As you probably saw from the comment on your other post about Vibrams, I recently took part in a long race whilst in a fasted state. In the write-up I based some conclusions (about how the fasting and delayed post workout nutrition affected my performance and recovery) on the post by Don Matesz that you reference in this post.
I'd be interested to read any comments you have on whether I was on the right track with my thinking.
Thanks!
Wow, great post. I've been running since the mid 80s and have learned through much trial and error that developing the bodies aerobic energy capacity, including the ability to burn fat, is a far superiour method to train compared to the alternative of emphasizing the anaerobic training (high intensity intervals). Just a week ago I ran for 5 hours without consuming any calories, and finished the workout with more energy than previous workouts when I consumed many gels. I recommend Phil Maffetone many books and articles on the topic. Question for you...what scientific evidence is there to support the use of the supplement L-Carnitine to help the body burn fat, including during endurance events?
Hi Will. Glad you got something out of the post. I agree that getting the fat burning going is best. Alan Couzens talks quite a bit about this too.

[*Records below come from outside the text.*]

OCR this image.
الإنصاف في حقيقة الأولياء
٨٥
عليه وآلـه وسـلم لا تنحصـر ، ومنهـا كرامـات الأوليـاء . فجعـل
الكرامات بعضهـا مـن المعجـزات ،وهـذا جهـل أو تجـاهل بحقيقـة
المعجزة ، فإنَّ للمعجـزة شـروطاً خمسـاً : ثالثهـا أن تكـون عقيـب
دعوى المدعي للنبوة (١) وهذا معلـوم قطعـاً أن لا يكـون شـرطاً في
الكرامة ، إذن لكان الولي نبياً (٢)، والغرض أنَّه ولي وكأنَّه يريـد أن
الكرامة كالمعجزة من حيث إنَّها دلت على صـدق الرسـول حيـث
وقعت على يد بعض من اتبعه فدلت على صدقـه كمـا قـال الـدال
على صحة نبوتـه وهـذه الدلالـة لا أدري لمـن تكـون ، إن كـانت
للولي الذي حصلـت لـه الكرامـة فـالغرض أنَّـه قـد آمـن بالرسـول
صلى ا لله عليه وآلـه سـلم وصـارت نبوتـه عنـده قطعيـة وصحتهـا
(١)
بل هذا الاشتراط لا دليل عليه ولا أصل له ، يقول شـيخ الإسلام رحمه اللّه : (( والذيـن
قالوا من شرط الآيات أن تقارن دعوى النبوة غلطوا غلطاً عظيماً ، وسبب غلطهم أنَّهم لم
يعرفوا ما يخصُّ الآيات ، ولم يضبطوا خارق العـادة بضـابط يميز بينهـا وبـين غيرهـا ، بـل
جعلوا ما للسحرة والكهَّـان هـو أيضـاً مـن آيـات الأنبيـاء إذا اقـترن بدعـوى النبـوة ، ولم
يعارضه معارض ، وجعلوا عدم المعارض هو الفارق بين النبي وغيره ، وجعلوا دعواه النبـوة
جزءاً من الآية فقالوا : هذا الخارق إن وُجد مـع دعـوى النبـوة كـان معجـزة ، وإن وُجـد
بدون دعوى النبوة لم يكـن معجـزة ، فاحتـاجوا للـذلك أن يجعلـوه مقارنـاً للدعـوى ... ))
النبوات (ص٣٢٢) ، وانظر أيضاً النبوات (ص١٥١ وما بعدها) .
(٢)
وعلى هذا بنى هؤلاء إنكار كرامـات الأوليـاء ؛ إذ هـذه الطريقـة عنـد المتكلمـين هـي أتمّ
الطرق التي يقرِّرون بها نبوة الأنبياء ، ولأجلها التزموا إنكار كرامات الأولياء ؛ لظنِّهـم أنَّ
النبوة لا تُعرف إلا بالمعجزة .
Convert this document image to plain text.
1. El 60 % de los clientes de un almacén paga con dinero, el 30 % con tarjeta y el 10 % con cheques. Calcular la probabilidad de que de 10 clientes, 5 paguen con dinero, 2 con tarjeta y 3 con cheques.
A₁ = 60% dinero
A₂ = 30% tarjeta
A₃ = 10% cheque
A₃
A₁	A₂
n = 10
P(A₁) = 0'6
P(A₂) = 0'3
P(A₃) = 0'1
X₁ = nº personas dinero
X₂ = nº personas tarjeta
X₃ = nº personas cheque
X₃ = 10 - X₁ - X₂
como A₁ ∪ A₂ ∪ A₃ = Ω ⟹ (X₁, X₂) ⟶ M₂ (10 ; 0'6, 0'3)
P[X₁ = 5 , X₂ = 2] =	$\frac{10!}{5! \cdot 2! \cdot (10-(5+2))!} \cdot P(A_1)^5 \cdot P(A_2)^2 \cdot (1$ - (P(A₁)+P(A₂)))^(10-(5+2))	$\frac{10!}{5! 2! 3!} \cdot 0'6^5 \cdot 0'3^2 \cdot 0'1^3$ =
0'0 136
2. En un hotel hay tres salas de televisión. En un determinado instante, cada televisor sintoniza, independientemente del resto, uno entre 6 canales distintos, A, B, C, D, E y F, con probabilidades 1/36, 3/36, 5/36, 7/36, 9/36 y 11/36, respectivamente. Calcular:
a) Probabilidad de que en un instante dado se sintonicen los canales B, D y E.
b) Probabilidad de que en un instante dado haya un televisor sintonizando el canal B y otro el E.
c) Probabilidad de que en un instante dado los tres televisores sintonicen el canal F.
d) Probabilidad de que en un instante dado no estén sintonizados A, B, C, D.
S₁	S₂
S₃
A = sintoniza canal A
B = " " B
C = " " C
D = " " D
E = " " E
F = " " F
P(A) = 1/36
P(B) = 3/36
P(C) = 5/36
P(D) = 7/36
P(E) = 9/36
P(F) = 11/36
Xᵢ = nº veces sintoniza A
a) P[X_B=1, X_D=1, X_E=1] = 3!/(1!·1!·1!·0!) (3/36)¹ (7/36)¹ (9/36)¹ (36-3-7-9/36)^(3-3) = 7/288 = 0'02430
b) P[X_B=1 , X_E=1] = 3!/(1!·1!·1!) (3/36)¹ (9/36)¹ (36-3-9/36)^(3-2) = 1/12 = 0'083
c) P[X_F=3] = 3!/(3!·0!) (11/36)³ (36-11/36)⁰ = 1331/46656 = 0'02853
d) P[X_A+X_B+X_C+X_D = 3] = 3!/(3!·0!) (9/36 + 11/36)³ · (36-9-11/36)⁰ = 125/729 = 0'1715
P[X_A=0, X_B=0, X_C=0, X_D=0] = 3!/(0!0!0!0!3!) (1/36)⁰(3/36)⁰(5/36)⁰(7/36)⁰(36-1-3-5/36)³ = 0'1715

Re carnitine supplementation, this topic is probably worth looking into in more detail. It looks like there are contradictory reports in the literature about its usefulness. Here are a couple of articles that might be useful.
http://www.ncbi.nlm.nih.gov/pubmed/19341458?ordinalpos=1&itool=EntrezSystem2.PEntrez.Pubmed.Pubmed_ResultsPanel.Pubmed_SingleItemSupl.Pubmed_Discovery_PMC&linkpos=2&log$=citedinpmcarticles&logdbfrom=pubmed
http://www.ncbi.nlm.nih.gov/pubmed/18607224?itool=EntrezSystem2.PEntrez.Pubmed.Pubmed_ResultsPanel.Pubmed_RVDocSum&ordinalpos=8
glad I found this post although I'll have to read it 5 x's. Being new to really long endurance running and cycling, I am learning nutrition. I bonk. I know my yoga nutrition-can handle 3 hrs of yoga, break 1.5 hrs, then 3 hrs yoga again, break the same, 3 hrs yoga again, all in a day. 2nd day, the same. It sounds like I can do the same eating for long distance trail w/out bonking. Clean veggie. Fat (egg white and animal protein in the a.m. I admit I have to have caffeine in a.m. Is this newbie totally off base? I love running trails and want to figure this out. Thanks so much.